Après quelques secondes d'immobilité, Amelia se décida à avancer prudemment dans l'allée centrale. Les noms des sections se trouvaient en bout de rayon. Il y en avait une incroyable diversité. Section des magies d'Afrique de l'Ouest. Section des contes et légendes pour enfants. Section des dragons. Section des découvertes du monde sorcier. Section du Moyen-Âge européen. Section des potions. Section juridique. Section des technologies moldues. Section du Quidditch. Section des jeux et sports sorciers à l'exception du Quidditch.

Après cinq longues minutes de marche, Amelia s'arrêta devant la section botanique, qui était située juste après la section du bonheur – quel type d'ouvrages pouvait bien contenir la section du bonheur, cela restait un mystère…

La sous-section Agrimagie occupait un rayon entier. Il restait maintenant à comprendre la logique de rangement des ouvrages.

Il fallut passer encore cinq longues minutes à plisser les yeux pour essayer de lire les titres à travers la couche de poussière qui trahissait un désintérêt général des élèves de Poudlard pour les questions agricoles. Puis enfin…

Papillons ravageurs des cultures ornementales.

Amelia eut quelques difficultés à extraire le livre, qui semblait avoir fusionné avec ses voisins depuis le temps qu'ils devaient tous se trouver sur cette étagère sans être lu par personne, puis réussit enfin à l'extraire et le posa sur le comptoir.

Atterrissant dans l'index, Amelia parcourut les lignes du bout des doigts.

Cacyreus pelargonii, p. 218.

« Le voilà, » murmura Amelia, s'asseyant sur un tabouret et tournant les pages jusqu'à la 218.

Plusieurs illustrations s'étalaient sur la première page, aux côtés d'une courte description.

Papillon de jour. Envergure : env. 54 mm. Ponte à la tombée de la nuit. Chenille phytophage, principalement sur Geraniaceae ornementales (e.g. géranium dentu). Transformation en adulte après deux semaines de nourrissage.

Sur une des illustrations, Amelia reconnut immédiatement la chenille, verte et hérissée de poils durs.

L'adulte, en revanche, qu'Amelia n'avait jamais vu, était un superbe papillon brun avec un liseré bleu sur les bords de ses ailes.

Amelia tourna la page et grimaça. Cette fois figurait une liste de toutes les potions utiles pour se débarrasser des chenilles du Caryreus. Jetant un œil en début d'ouvrage, Amelia vit que l'édition datait de 1978. L'ancienne potion interdite par le ministère britannique devait encore s'y trouver, puisque selon le professeur Chourave, elle avait dû acheter une nouvelle potion en 1986. En tout cas, la potion qu'utilisait actuellement Amelia ne s'y trouvait pas.

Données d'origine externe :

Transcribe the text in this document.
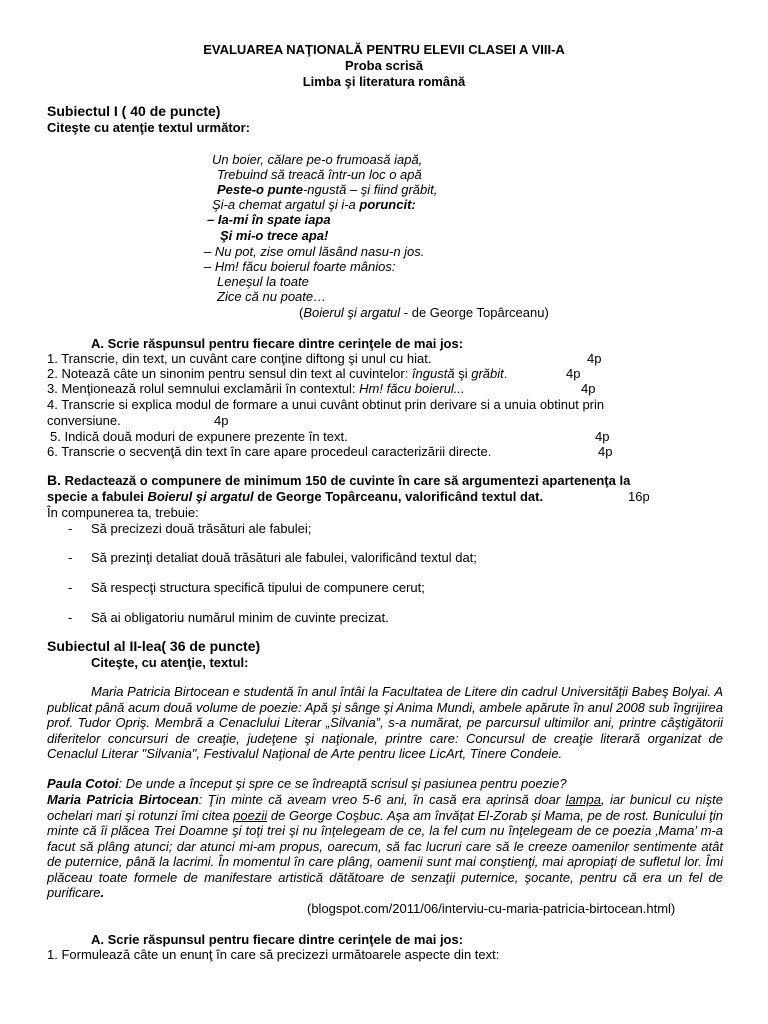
EVALUAREA NAŢIONALĂ PENTRU ELEVII CLASEI A VIII-A
Proba scrisă
Limba şi literatura română
Subiectul I ( 40 de puncte)
Citeşte cu atenţie textul următor:
Un boier, călare pe-o frumoasă iapă,
Trebuind să treacă într-un loc o apă
Peste-o punte-ngustă – şi fiind grăbit,
Şi-a chemat argatul şi i-a poruncit:
– Ia-mi în spate iapa
Şi mi-o trece apa!
– Nu pot, zise omul lăsând nasu-n jos.
– Hm! făcu boierul foarte mânios:
Leneşul la toate
Zice că nu poate…
(Boierul şi argatul - de George Topârceanu)
A. Scrie răspunsul pentru fiecare dintre cerinţele de mai jos:
1. Transcrie, din text, un cuvânt care conţine diftong şi unul cu hiat.	4p
2. Notează câte un sinonim pentru sensul din text al cuvintelor: îngustă şi grăbit.	4p
3. Menţionează rolul semnului exclamării în contextul: Hm! făcu boierul...	4p
4. Transcrie si explica modul de formare a unui cuvânt obtinut prin derivare si a unuia obtinut prin
conversiune.	4p
5. Indică două moduri de expunere prezente în text.	4p
6. Transcrie o secvenţă din text în care apare procedeul caracterizării directe.	4p
B. Redactează o compunere de minimum 150 de cuvinte în care să argumentezi apartenenţa la
specie a fabulei Boierul şi argatul de George Topârceanu, valorificând textul dat.	16p
În compunerea ta, trebuie:
- Să precizezi două trăsături ale fabulei;
- Să prezinţi detaliat două trăsături ale fabulei, valorificând textul dat;
- Să respecţi structura specifică tipului de compunere cerut;
- Să ai obligatoriu numărul minim de cuvinte precizat.
Subiectul al II-lea( 36 de puncte)
Citeşte, cu atenţie, textul:
Maria Patricia Birtocean e studentă în anul întâi la Facultatea de Litere din cadrul Universităţii Babeş Bolyai. A publicat până acum două volume de poezie: Apă şi sânge şi Anima Mundi, ambele apărute în anul 2008 sub îngrijirea prof. Tudor Opriş. Membră a Cenaclului Literar „Silvania”, s-a numărat, pe parcursul ultimilor ani, printre câştigătorii diferitelor concursuri de creaţie, judeţene şi naţionale, printre care: Concursul de creaţie literară organizat de Cenaclul Literar "Silvania", Festivalul Naţional de Arte pentru licee LicArt, Tinere Condeie.
Paula Cotoi: De unde a început şi spre ce se îndreaptă scrisul şi pasiunea pentru poezie?
Maria Patricia Birtocean: Ţin minte că aveam vreo 5-6 ani, în casă era aprinsă doar lampa, iar bunicul cu nişte ochelari mari şi rotunzi îmi citea poezii de George Coşbuc. Aşa am învăţat El-Zorab şi Mama, pe de rost. Bunicului ţin minte că îi plăcea Trei Doamne şi toţi trei şi nu înţelegeam de ce, la fel cum nu înţelegeam de ce poezia ‚Mama’ m-a facut să plâng atunci; dar atunci mi-am propus, oarecum, să fac lucruri care să le creeze oamenilor sentimente atât de puternice, până la lacrimi. În momentul în care plâng, oamenii sunt mai conştienţi, mai apropiaţi de sufletul lor. Îmi plăceau toate formele de manifestare artistică dătătoare de senzaţii puternice, şocante, pentru că era un fel de purificare.
(blogspot.com/2011/06/interviu-cu-maria-patricia-birtocean.html)
A. Scrie răspunsul pentru fiecare dintre cerinţele de mai jos:
1. Formulează câte un enunţ în care să precizezi următoarele aspecte din text:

Un bruissement sortit Amelia de sa lecture macabre. Un chat venait de sauter sur le comptoir du rayon d'en face. Un beau chat, noir et légèrement tigré de gris. Son pelage dessinait de curieuses marques autour de ses yeux verts.

Le chat s'arrêta un instant pour lécher méticuleusement le coussinet d'une de ses pattes. Il se tourna pour fixer Amelia avec indifférence, comme le ferait n'importe quel chat. Puis, n'y accordant pas plus d'attention, il se remit à lécher ses pattes.

Il ne s'était pas arrêté là par hasard, remarqua Amelia. Une tâche de soleil éclairait le bout de comptoir où le chat s'était installé, de sorte à profiter de la chaleur de cette auréole lumineuse.

En cette saison, la lumière du matin ressemblait à celle du soir. Douce, presque rose. Si Amelia ne sortait pas tout juste du petit-déjeuner, elle aurait juré que la nuit allait tomber d'ici une heure ou deux…

Amelia se redressa vivement, manquant tomber de son tabouret.

« La tombée de la nuit, » dit-elle à haute voix. Le chat lui jeta un regard hautain.

Retournant à la première page des illustrations du Cacyreus, Amelia relut la brève description.

Ponte à la tombée de la nuit.

Malgré elle, Amelia se surprit à sourire. Elle avait trouvé une solution.